1. when using advanced voice mode, you can still keep the conversation in the background of the phone.
2. if you switch from text or standard voice mode to advanced voice mode, please note that you will not be able to return to the previous text or standard voice conversation state.
3. when using the in-car bluetooth or hands-free phone function in the car, the experience of advanced voice conversations may be affected, as openai currently does not provide dedicated optimizations for these devices.
3. advanced voice conversations are not yet available to gpts. you can only have standard voice conversations with gpts. gpts have their own unique voice option called shimmer.

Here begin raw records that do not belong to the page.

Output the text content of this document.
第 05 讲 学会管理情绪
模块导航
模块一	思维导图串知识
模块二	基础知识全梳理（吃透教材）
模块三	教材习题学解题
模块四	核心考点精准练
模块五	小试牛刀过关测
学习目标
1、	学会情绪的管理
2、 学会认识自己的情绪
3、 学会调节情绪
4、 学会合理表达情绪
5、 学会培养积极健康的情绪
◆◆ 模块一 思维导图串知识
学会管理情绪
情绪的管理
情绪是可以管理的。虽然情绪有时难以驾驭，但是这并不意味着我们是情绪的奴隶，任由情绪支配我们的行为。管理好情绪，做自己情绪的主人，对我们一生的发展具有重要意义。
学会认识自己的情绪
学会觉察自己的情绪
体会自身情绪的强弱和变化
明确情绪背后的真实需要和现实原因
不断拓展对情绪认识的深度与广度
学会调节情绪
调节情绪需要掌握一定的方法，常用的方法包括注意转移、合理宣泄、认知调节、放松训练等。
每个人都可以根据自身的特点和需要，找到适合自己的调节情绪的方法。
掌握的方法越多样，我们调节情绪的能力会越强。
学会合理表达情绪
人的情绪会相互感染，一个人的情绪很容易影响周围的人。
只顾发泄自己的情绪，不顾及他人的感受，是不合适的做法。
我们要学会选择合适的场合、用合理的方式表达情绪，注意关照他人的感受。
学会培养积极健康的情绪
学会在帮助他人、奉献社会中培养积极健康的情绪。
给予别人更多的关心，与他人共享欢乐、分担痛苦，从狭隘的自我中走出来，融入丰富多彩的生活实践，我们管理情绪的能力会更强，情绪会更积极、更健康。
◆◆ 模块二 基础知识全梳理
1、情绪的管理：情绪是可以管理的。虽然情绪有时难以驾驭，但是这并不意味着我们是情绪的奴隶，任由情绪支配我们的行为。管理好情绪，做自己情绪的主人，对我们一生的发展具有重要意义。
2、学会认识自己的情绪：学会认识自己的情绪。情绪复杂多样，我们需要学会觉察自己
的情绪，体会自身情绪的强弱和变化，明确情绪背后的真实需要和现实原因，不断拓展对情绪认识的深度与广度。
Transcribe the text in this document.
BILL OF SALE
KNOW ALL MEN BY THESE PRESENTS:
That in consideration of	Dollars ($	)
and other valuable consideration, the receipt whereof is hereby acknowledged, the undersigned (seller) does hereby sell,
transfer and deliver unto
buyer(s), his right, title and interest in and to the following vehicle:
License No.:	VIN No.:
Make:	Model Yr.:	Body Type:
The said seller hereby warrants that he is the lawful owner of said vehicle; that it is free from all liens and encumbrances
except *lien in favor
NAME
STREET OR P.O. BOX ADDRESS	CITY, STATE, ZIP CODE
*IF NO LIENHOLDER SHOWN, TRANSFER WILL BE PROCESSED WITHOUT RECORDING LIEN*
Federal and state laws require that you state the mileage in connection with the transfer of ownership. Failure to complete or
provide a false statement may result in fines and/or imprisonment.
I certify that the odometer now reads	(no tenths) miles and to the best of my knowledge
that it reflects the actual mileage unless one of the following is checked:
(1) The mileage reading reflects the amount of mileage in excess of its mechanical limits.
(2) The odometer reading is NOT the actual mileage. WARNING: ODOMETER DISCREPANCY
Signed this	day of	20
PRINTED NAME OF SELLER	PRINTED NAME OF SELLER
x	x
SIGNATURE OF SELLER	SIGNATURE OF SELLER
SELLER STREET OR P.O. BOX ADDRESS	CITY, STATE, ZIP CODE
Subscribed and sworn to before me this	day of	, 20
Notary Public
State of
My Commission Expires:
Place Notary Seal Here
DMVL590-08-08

4. in order to respect the copyright of music creators, openai has taken a number of safety measures, including new filtering conditions, to prevent voice conversations from generating musical content, including singing.
5. advanced voice mode conversations are inherently multimodal, and the transcribed text is not always exactly the same as the original conversation.
6. the audio in the advanced voice conversation will be retained with the chat history until you actively delete it. after deletion, the audio will usually be deleted within 30 days, but it may be retained longer in certain specific cases.
7. openai says that by default, the system will not use your audio in voice chat to train the model unless you choose to share it.
8. if the "improve voice chat experience for all users" option is not turned on in "settings", it means that you are not sharing your audio and the system will not use your audio to train the model.